When I was a kid, I needed a great deal of money to support my Bazooka Joe bubble gum addiction. I was up to 3 new pieces every hour. That was $1.50 a day, which is $1390 in today’s money.
I asked my dad if I could use the family’s push lawn mower to mow the neighbor’s yards for money. He said yes and I used my etch-a-sketch junior printer to make a bunch of fliers that I put on all the neighborhood door mats.
I got a call the next day from President Nixon. We lived a block from White House. He asked how much I charged. The White House lawn was especially big. I said $10.50, which would scratch my gum itch for a whole week! He said he’d pay $3 plus an extra large button that said “President Nixon – Now More than Ever.” I felt in my pocket and counted three cents and moped, “I guess that’s alright.”

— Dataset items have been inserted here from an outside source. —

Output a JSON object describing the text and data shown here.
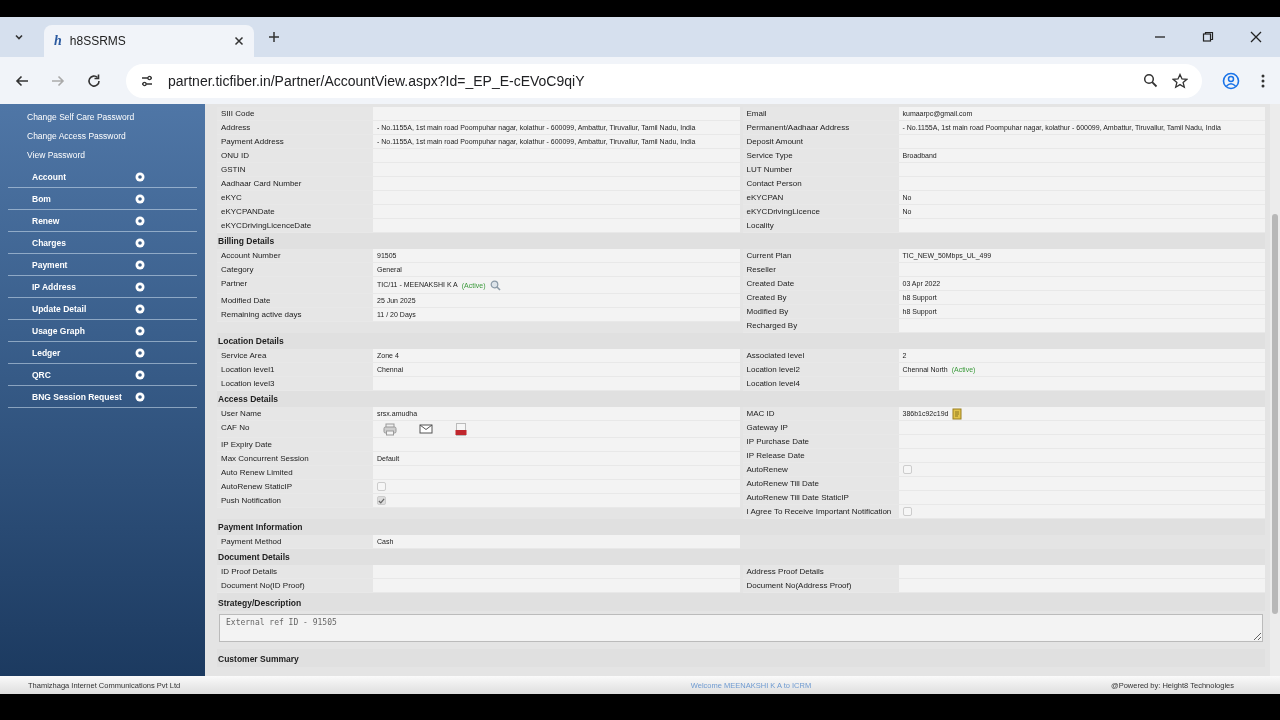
{
  "browser": {
    "tab": {
      "favicon": "h",
      "title": "h8SSRMS"
    },
    "url": "partner.ticfiber.in/Partner/AccountView.aspx?Id=_EP_E-cEVoC9qiY"
  },
  "sidebar": {
    "links": [
      "Change Self Care Password",
      "Change Access Password",
      "View Password"
    ],
    "items": [
      "Account",
      "Bom",
      "Renew",
      "Charges",
      "Payment",
      "IP Address",
      "Update Detail",
      "Usage Graph",
      "Ledger",
      "QRC",
      "BNG Session Request"
    ]
  },
  "sections": [
    {
      "kind": "fields",
      "left": [
        {
          "kind": "text",
          "label": "SIII Code"
        },
        {
          "kind": "text",
          "label": "Address",
          "value": "- No.1155A, 1st main road Poompuhar nagar, kolathur - 600099, Ambattur, Tiruvallur, Tamil Nadu, India"
        },
        {
          "kind": "text",
          "label": "Payment Address",
          "value": "- No.1155A, 1st main road Poompuhar nagar, kolathur - 600099, Ambattur, Tiruvallur, Tamil Nadu, India"
        },
        {
          "kind": "text",
          "label": "ONU ID"
        },
        {
          "kind": "text",
          "label": "GSTIN"
        },
        {
          "kind": "text",
          "label": "Aadhaar Card Number"
        },
        {
          "kind": "text",
          "label": "eKYC"
        },
        {
          "kind": "text",
          "label": "eKYCPANDate"
        },
        {
          "kind": "text",
          "label": "eKYCDrivingLicenceDate"
        }
      ],
      "right": [
        {
          "kind": "text",
          "label": "Email",
          "value": "kumaarpc@gmail.com"
        },
        {
          "kind": "text",
          "label": "Permanent/Aadhaar Address",
          "value": "- No.1155A, 1st main road Poompuhar nagar, kolathur - 600099, Ambattur, Tiruvallur, Tamil Nadu, India"
        },
        {
          "kind": "text",
          "label": "Deposit Amount"
        },
        {
          "kind": "text",
          "label": "Service Type",
          "value": "Broadband"
        },
        {
          "kind": "text",
          "label": "LUT Number"
        },
        {
          "kind": "text",
          "label": "Contact Person"
        },
        {
          "kind": "text",
          "label": "eKYCPAN",
          "value": "No"
        },
        {
          "kind": "text",
          "label": "eKYCDrivingLicence",
          "value": "No"
        },
        {
          "kind": "text",
          "label": "Locality"
        }
      ]
    },
    {
      "kind": "fields",
      "title": "Billing Details",
      "left": [
        {
          "kind": "text",
          "label": "Account Number",
          "value": "91505"
        },
        {
          "kind": "text",
          "label": "Category",
          "value": "General"
        },
        {
          "kind": "lookup",
          "label": "Partner",
          "value": "TIC/11 - MEENAKSHI K A",
          "status": "(Active)"
        },
        {
          "kind": "text",
          "label": "Modified Date",
          "value": "25 Jun 2025"
        },
        {
          "kind": "text",
          "label": "Remaining active days",
          "value": "11 / 20 Days"
        }
      ],
      "right": [
        {
          "kind": "text",
          "label": "Current Plan",
          "value": "TIC_NEW_50Mbps_UL_499"
        },
        {
          "kind": "text",
          "label": "Reseller"
        },
        {
          "kind": "text",
          "label": "Created Date",
          "value": "03 Apr 2022"
        },
        {
          "kind": "text",
          "label": "Created By",
          "value": "h8 Support"
        },
        {
          "kind": "text",
          "label": "Modified By",
          "value": "h8 Support"
        },
        {
          "kind": "text",
          "label": "Recharged By"
        }
      ]
    },
    {
      "kind": "fields",
      "title": "Location Details",
      "left": [
        {
          "kind": "text",
          "label": "Service Area",
          "value": "Zone 4"
        },
        {
          "kind": "text",
          "label": "Location level1",
          "value": "Chennai"
        },
        {
          "kind": "text",
          "label": "Location level3"
        }
      ],
      "right": [
        {
          "kind": "text",
          "label": "Associated level",
          "value": "2"
        },
        {
          "kind": "text",
          "label": "Location level2",
          "value": "Chennai North",
          "status": "(Active)"
        },
        {
          "kind": "text",
          "label": "Location level4"
        }
      ]
    },
    {
      "kind": "fields",
      "title": "Access Details",
      "left": [
        {
          "kind": "text",
          "label": "User Name",
          "value": "srsx.amudha"
        },
        {
          "kind": "icons",
          "label": "CAF No"
        },
        {
          "kind": "text",
          "label": "IP Expiry Date"
        },
        {
          "kind": "text",
          "label": "Max Concurrent Session",
          "value": "Default"
        },
        {
          "kind": "text",
          "label": "Auto Renew Limited"
        },
        {
          "kind": "checkbox",
          "label": "AutoRenew StaticIP",
          "checked": false,
          "disabled": true
        },
        {
          "kind": "checkbox",
          "label": "Push Notification",
          "checked": true,
          "disabled": true
        }
      ],
      "right": [
        {
          "kind": "note",
          "label": "MAC ID",
          "value": "386b1c92c19d"
        },
        {
          "kind": "text",
          "label": "Gateway IP"
        },
        {
          "kind": "text",
          "label": "IP Purchase Date"
        },
        {
          "kind": "text",
          "label": "IP Release Date"
        },
        {
          "kind": "checkbox",
          "label": "AutoRenew",
          "checked": false,
          "disabled": true
        },
        {
          "kind": "text",
          "label": "AutoRenew Till Date"
        },
        {
          "kind": "text",
          "label": "AutoRenew Till Date StaticIP"
        },
        {
          "kind": "checkbox",
          "label": "I Agree To Receive Important Notification",
          "checked": false,
          "disabled": true
        }
      ]
    },
    {
      "kind": "fields",
      "title": "Payment Information",
      "left": [
        {
          "kind": "text",
          "label": "Payment Method",
          "value": "Cash"
        }
      ]
    },
    {
      "kind": "fields",
      "title": "Document Details",
      "left": [
        {
          "kind": "text",
          "label": "ID Proof Details"
        },
        {
          "kind": "text",
          "label": "Document No(ID Proof)"
        }
      ],
      "right": [
        {
          "kind": "text",
          "label": "Address Proof Details"
        },
        {
          "kind": "text",
          "label": "Document No(Address Proof)"
        }
      ]
    },
    {
      "kind": "textarea",
      "title": "Strategy/Description",
      "value": "External ref ID - 91505"
    },
    {
      "kind": "heading",
      "title": "Customer Summary"
    }
  ],
  "footer": {
    "company": "Thamizhaga Internet Communications Pvt Ltd",
    "welcome": "Welcome MEENAKSHI K A to ICRM",
    "powered": "@Powered by: Height8 Technologies"
  }
}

I pushed the mower over to the White House. Back then there was no guarded entrance. I walked up the long driveway and knocked on the door. President Nixon answered the door in his fancy suit.
He looked at the mower and said, “When I was your age, my daddy made me scythe the entire yard’s lawn. I pretended I was Dickie Death, lawn slayer. I showed no mercy.”
I said, “That’s good. I’m gonna start now.”
I set about the mowing. I got tired after a half hour. Plus the flavor of my Bazooka Joe ran out. I felt like I was chewing wax.
I went into the White House hoping to find a snack. A lot of people were walking around fast. My kid’s radar guided me to the kitchen. The chef was smoking a cigarette and reading a pulp paperback. I asked if I could get a cookie. He pointed to a jar. I grabbed a handful of chocolate chip cookies. I asked for a glass of milk. The chef pointed to the fridge. I grabbed a carton.
I went outside to eat and discovered the President mowing the lawn with our mower. He was wearing baggy shorts and an, “I’m a Pepper!” t-shirt. He waved at me. I waved back.
I sat on a bench ate and drank and watched. The President was fast. He mowed row after row with no signs of fatigue. He seemed possessed.
The President finished the entire lawn. I felt cruddy. I had a dull headache. I worried that I wouldn’t get paid.
The President came up to me, smelling like grass. His eyes were ablaze. He reached into his pocket and gave me five dollars.